Always the Mom…

The boys...oops, the men
The boys…oops, the men

My “boys” aren’t boys anymore — they are men. They range from 21 to 26 years of age.

I’ve always wanted our family to be close, and for the most part we are. Family is one of the things that I value highly. When we would leave the boys for a few hours — or a day or two, the last thing we would say was, “Remember, you love each other!” I know that my friends are precious and special and I am grateful for them. But family…they are my breath, my heart, they matter more than I can ever express.

One night last week I knew that one of our sons was struggling. Decisions needed to be made; provision needed to be found. As I went to bed, my heart was broken — I could barely breath because of my concern for the child I love. I began to pray. I prayed and prayed. This child, this man, was hurting and since I will always be the mom, I was hurting with him. I prayed some more. Suddenly, as if a light switch had been flipped to the on position, I was at peace. I prayed some more — this time thanking God for meeting the need in whatever way He chooses. I thanked Him for this young man and his brothers, for our daughter-in-love, for my amazing husband, and for our family.

Is my boy’s path clear? Are all of the questions answered? No. But I’m the mom and I will pray on.

After this amazing prayer time, a couple of days later we were at a restaurant — all six of us. Mr. Gorgeous and I, along with two of the kids, were having a grown-up, mature, adult-style conversation. Suddenly, my mom’s ears began to pick up the sound of discontent. (Moms — I know you get this!) I tuned out the adult conversation and began listening to the other end of the table. Really? Seriously? These young men were bickering and sniping. They sounded like they did when they were in elementary school! Since I’m the mom, I did the mom thing.
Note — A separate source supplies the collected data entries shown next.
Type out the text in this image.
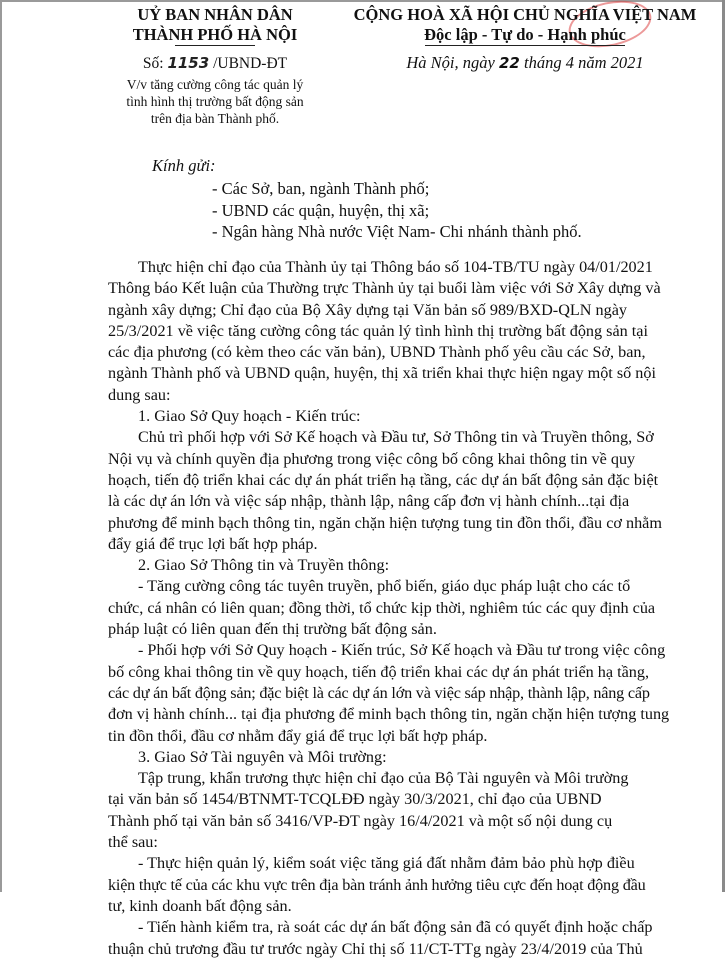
UỶ BAN NHÂN DÂN
THÀNH PHỐ HÀ NỘI
Số: 1153 /UBND-ĐT
V/v tăng cường công tác quản lý
tình hình thị trường bất động sản
trên địa bàn Thành phố.
CỘNG HOÀ XÃ HỘI CHỦ NGHĨA VIỆT NAM
Độc lập - Tự do - Hạnh phúc
Hà Nội, ngày 22 tháng 4 năm 2021
Kính gửi:
- Các Sở, ban, ngành Thành phố;
- UBND các quận, huyện, thị xã;
- Ngân hàng Nhà nước Việt Nam- Chi nhánh thành phố.
Thực hiện chỉ đạo của Thành ủy tại Thông báo số 104-TB/TU ngày 04/01/2021
Thông báo Kết luận của Thường trực Thành ủy tại buổi làm việc với Sở Xây dựng và
ngành xây dựng; Chỉ đạo của Bộ Xây dựng tại Văn bản số 989/BXD-QLN ngày
25/3/2021 về việc tăng cường công tác quản lý tình hình thị trường bất động sản tại
các địa phương (có kèm theo các văn bản), UBND Thành phố yêu cầu các Sở, ban,
ngành Thành phố và UBND quận, huyện, thị xã triển khai thực hiện ngay một số nội
dung sau:
1. Giao Sở Quy hoạch - Kiến trúc:
Chủ trì phối hợp với Sở Kế hoạch và Đầu tư, Sở Thông tin và Truyền thông, Sở
Nội vụ và chính quyền địa phương trong việc công bố công khai thông tin về quy
hoạch, tiến độ triển khai các dự án phát triển hạ tầng, các dự án bất động sản đặc biệt
là các dự án lớn và việc sáp nhập, thành lập, nâng cấp đơn vị hành chính...tại địa
phương để minh bạch thông tin, ngăn chặn hiện tượng tung tin đồn thổi, đầu cơ nhằm
đẩy giá để trục lợi bất hợp pháp.
2. Giao Sở Thông tin và Truyền thông:
- Tăng cường công tác tuyên truyền, phổ biến, giáo dục pháp luật cho các tổ
chức, cá nhân có liên quan; đồng thời, tổ chức kịp thời, nghiêm túc các quy định của
pháp luật có liên quan đến thị trường bất động sản.
- Phối hợp với Sở Quy hoạch - Kiến trúc, Sở Kế hoạch và Đầu tư trong việc công
bố công khai thông tin về quy hoạch, tiến độ triển khai các dự án phát triển hạ tầng,
các dự án bất động sản; đặc biệt là các dự án lớn và việc sáp nhập, thành lập, nâng cấp
đơn vị hành chính... tại địa phương để minh bạch thông tin, ngăn chặn hiện tượng tung
tin đồn thổi, đầu cơ nhằm đẩy giá để trục lợi bất hợp pháp.
3. Giao Sở Tài nguyên và Môi trường:
Tập trung, khẩn trương thực hiện chỉ đạo của Bộ Tài nguyên và Môi trường
tại văn bản số 1454/BTNMT-TCQLĐĐ ngày 30/3/2021, chỉ đạo của UBND
Thành phố tại văn bản số 3416/VP-ĐT ngày 16/4/2021 và một số nội dung cụ
thể sau:
- Thực hiện quản lý, kiểm soát việc tăng giá đất nhằm đảm bảo phù hợp điều
kiện thực tế của các khu vực trên địa bàn tránh ảnh hưởng tiêu cực đến hoạt động đầu
tư, kinh doanh bất động sản.
- Tiến hành kiểm tra, rà soát các dự án bất động sản đã có quyết định hoặc chấp
thuận chủ trương đầu tư trước ngày Chỉ thị số 11/CT-TTg ngày 23/4/2019 của Thủ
I raised my hand in that classic “police officer traffic-must-stop” pose and using my best mom/teacher voice, I said, “That’s enough — we will not be doing this now!” I immediately turned away, back to the conversation I had originally been a part of. Our daughter looked at me, grinned, rolled her eyes, and shook her head. Yes, I’ll always be the mom.

From the highs to the lows — from birth to adulthood — that’s me. I’ll always be the mom. Honestly, next to being a child of the King and the wife of my best friend, being the mom is my favorite!